Determination of the exact cause of death in such cases might not be possible, partly owing to the difficulties in interpreting biochemical tests after death. The diagnosis of hypoglycaemia after death is particularly problematic.22 Samples from the right side of the heart might have spuriously high blood glucose concentrations because of continued glycogenolysis, whereas samples taken from the left side of the heart (including the peripheral venous circulation) might have spuriously low concentrations because of continued glycolysis after death.23 It has also been shown in dogs that vitreous humour glucose concentrations fall by 50% within three hours of death and are undetectable by six hours.24Therefore, low or absent vitreous humour glucose concentrations cannot distinguish between well controlled IDDM and hypoglycaemia.8 However, grossly raised peripheral blood and vitreous glucose concentrations probably indicate uncontrolled IDDM, particularly when associated with high concentrations of blood and urine ketone bodies. Three of those found dead in bed in our study had very high blood glucose concentrations (35–80 mmol/l) with ketones, concentrations that are unlikely to result from a Somogyi effect. Thus, although the final event causing death remains obscure, it is unlikely that it was related to hypoglycaemia.

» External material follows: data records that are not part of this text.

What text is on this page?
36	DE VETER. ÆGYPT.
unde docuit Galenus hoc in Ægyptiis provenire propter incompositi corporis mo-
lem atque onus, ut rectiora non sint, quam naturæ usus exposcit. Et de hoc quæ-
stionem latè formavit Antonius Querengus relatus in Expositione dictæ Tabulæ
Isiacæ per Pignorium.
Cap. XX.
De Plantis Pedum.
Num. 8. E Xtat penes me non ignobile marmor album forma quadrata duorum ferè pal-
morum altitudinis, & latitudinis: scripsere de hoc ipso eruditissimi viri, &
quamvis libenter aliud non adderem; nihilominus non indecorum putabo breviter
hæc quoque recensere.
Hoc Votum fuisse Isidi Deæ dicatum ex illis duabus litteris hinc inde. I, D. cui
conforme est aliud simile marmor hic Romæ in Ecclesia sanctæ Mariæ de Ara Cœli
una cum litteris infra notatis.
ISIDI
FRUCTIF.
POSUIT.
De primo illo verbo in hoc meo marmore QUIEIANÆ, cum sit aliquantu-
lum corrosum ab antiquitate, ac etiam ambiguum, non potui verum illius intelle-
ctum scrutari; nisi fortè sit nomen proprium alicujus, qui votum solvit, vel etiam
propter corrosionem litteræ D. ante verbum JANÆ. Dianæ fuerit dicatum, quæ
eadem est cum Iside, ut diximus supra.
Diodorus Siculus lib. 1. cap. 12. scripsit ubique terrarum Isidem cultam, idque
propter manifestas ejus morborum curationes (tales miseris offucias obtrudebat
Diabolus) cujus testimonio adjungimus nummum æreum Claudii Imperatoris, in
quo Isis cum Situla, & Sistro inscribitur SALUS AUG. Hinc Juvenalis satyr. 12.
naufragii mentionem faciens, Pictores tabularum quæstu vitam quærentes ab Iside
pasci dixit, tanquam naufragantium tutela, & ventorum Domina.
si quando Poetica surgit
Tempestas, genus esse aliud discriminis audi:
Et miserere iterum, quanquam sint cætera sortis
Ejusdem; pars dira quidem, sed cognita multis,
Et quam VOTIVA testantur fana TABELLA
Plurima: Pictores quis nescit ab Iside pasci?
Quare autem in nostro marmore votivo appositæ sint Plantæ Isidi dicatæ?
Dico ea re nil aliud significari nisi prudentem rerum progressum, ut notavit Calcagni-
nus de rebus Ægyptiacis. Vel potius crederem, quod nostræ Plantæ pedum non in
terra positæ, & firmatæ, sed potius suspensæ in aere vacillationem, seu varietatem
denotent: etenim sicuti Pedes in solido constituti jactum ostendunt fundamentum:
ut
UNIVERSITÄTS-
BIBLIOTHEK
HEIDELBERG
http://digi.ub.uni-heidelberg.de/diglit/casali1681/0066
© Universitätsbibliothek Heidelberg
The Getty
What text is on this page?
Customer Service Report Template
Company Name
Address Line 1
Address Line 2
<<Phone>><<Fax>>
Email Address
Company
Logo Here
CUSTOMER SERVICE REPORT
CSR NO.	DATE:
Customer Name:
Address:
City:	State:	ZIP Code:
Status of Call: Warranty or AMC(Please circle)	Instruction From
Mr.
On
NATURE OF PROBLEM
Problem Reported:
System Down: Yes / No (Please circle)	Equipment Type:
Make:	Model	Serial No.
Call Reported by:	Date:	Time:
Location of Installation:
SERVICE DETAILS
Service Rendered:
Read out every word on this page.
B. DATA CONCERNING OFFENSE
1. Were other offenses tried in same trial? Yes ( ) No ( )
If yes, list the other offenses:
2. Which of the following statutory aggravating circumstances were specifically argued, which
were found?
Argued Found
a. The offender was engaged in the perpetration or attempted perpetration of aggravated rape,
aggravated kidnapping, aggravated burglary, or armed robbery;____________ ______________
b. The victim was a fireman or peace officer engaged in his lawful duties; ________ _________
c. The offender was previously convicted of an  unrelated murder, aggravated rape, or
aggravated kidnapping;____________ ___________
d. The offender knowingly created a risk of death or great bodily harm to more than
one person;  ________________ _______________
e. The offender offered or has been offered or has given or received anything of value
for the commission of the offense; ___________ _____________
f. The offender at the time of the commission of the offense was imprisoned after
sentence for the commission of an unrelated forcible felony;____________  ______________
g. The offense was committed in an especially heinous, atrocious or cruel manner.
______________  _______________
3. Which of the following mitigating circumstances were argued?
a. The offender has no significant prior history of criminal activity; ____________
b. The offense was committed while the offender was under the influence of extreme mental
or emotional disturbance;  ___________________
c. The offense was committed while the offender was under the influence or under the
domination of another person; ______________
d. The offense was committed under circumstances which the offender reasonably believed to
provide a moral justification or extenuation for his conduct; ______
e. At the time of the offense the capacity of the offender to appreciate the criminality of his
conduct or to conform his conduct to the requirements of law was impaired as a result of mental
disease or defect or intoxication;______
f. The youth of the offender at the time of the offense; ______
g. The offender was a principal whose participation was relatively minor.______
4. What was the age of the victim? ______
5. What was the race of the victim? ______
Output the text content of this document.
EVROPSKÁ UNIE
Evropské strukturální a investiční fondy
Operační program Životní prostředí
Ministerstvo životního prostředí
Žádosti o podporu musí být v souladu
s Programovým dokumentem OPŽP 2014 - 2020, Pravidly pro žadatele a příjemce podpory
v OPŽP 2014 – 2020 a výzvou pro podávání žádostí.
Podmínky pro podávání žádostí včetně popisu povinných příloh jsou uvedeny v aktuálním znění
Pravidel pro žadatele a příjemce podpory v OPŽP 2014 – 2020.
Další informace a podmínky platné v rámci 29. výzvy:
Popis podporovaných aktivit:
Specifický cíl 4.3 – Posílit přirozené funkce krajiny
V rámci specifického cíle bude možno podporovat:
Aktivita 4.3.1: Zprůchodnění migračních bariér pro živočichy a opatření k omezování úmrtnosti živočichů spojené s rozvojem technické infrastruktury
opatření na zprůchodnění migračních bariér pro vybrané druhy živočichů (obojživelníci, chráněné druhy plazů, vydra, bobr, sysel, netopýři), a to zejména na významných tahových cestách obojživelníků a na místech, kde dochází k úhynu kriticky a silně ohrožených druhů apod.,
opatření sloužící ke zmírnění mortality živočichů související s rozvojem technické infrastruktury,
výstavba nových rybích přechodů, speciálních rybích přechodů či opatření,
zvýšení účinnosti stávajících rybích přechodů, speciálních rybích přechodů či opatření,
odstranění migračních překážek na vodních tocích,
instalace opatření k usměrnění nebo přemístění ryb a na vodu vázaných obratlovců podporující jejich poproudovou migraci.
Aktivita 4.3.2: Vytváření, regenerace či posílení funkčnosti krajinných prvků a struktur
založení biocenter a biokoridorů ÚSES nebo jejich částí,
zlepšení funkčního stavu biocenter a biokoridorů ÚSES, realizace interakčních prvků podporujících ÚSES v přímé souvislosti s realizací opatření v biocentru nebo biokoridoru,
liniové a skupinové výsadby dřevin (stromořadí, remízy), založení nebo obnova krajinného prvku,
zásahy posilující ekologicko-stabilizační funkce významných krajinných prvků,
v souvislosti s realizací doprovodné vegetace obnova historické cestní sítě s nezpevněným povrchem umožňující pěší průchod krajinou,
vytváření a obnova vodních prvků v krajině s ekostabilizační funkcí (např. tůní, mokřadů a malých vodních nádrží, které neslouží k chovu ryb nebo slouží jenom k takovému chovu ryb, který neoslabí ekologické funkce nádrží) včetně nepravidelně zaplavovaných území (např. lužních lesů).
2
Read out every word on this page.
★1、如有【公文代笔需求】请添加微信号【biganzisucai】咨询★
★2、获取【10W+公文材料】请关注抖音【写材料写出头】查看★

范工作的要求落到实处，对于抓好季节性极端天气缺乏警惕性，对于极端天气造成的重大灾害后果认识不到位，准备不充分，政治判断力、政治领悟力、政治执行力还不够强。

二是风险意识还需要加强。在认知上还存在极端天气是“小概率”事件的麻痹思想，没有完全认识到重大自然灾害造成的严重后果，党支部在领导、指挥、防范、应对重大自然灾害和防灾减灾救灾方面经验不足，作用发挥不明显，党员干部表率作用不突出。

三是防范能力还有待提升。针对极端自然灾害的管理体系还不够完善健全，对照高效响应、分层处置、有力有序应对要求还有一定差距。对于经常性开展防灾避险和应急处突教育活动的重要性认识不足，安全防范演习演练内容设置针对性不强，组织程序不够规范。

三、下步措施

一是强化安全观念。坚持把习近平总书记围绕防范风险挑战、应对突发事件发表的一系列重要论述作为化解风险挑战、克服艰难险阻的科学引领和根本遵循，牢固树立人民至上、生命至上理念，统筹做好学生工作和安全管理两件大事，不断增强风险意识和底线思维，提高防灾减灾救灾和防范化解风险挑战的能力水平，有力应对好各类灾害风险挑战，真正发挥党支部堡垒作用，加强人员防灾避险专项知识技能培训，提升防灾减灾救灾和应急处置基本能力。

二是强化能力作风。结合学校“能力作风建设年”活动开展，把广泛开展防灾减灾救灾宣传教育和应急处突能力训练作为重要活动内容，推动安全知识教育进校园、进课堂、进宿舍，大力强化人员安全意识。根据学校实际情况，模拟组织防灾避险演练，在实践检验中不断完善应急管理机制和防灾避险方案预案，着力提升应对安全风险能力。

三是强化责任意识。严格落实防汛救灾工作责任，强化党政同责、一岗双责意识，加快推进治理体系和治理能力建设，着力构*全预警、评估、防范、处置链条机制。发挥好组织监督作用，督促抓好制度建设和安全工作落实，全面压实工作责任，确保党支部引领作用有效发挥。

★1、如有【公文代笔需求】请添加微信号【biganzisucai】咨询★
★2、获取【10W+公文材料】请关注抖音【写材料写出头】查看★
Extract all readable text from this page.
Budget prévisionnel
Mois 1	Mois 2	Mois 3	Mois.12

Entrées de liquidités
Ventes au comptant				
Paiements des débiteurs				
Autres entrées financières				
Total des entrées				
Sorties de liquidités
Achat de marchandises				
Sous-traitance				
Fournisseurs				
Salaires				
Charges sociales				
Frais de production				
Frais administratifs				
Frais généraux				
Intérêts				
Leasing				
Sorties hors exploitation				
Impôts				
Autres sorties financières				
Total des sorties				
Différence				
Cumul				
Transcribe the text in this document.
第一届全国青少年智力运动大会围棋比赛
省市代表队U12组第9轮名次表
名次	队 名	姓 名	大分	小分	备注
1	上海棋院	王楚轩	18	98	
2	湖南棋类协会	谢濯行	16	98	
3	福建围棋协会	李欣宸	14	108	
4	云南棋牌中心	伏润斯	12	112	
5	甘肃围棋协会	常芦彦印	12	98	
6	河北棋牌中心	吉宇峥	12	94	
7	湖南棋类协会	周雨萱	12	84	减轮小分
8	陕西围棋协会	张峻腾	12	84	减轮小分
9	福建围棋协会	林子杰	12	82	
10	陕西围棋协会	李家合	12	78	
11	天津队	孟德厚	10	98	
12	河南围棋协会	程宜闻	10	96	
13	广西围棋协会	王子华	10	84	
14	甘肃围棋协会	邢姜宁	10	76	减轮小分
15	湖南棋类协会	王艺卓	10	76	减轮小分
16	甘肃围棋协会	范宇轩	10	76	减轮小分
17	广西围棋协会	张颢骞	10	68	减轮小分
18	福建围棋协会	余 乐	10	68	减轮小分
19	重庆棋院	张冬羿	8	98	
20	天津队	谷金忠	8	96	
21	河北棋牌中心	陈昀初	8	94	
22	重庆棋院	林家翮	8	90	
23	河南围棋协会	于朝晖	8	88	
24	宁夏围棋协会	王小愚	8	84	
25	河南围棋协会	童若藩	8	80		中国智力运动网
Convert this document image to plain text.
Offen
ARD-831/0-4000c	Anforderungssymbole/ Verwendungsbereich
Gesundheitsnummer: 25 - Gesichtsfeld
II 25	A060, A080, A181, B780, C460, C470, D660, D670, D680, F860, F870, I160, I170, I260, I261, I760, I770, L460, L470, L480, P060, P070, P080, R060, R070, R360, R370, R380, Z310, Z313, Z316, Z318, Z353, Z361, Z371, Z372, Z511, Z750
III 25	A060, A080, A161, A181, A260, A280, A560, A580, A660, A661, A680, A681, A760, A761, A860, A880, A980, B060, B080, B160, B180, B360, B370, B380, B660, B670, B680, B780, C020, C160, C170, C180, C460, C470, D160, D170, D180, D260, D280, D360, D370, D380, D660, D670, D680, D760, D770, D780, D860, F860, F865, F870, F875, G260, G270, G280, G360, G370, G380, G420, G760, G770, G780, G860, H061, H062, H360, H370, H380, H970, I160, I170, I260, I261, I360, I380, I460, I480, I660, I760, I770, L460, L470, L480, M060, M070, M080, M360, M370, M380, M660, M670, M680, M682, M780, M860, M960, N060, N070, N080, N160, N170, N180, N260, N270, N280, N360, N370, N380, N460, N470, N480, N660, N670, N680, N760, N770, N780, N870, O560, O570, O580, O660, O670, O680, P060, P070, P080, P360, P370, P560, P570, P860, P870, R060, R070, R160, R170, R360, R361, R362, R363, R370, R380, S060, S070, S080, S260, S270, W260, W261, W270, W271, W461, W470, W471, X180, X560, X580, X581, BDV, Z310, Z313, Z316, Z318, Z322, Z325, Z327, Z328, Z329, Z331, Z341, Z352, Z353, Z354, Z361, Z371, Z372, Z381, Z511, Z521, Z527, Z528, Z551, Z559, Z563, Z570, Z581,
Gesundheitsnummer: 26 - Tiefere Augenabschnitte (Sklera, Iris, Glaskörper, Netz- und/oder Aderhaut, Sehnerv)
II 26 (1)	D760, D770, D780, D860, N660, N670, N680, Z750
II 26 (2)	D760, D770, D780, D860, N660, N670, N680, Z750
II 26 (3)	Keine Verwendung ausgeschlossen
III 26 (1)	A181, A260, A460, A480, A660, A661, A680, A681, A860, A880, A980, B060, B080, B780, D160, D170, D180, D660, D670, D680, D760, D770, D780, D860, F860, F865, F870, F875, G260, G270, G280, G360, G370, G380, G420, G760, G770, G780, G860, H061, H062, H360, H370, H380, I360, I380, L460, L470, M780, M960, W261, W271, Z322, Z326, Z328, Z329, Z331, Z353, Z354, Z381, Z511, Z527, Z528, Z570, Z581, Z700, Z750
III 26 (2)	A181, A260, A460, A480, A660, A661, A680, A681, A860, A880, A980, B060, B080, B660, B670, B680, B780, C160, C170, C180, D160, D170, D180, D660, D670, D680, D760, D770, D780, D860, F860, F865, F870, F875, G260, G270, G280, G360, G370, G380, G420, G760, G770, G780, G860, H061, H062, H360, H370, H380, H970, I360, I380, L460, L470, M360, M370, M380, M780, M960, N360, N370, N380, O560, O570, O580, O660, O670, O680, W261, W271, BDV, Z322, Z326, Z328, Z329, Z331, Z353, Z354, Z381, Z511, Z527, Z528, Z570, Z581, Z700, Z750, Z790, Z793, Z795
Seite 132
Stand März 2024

Similarly, in about half of those found dead at home (but not necessarily dead in bed), raised peripheral blood glucose concentrations were documented together with high ketone concentrations in many. The fact that we did not receive biochemical information from all necropsies does not necessarily mean that it was not carried out, although there are variations in the extent to which a biochemical cause of death may be sought in a young person with known IDDM. The role that drugs and alcohol might have played in the deaths of these young people is also difficult to assess because drug and alcohol concentrations were only measured postmortem in seven of those found dead at home, but were only detected in small quantities in two cases.

In conclusion, mortality rates are still higher in children and adolescents with IDDM than in the general population. Large reductions could be achieved by a greater understanding of the aetiology of cerebral oedema, and by improving the care of young men with poorly controlled IDDM during the difficult transition from childhood to adulthood.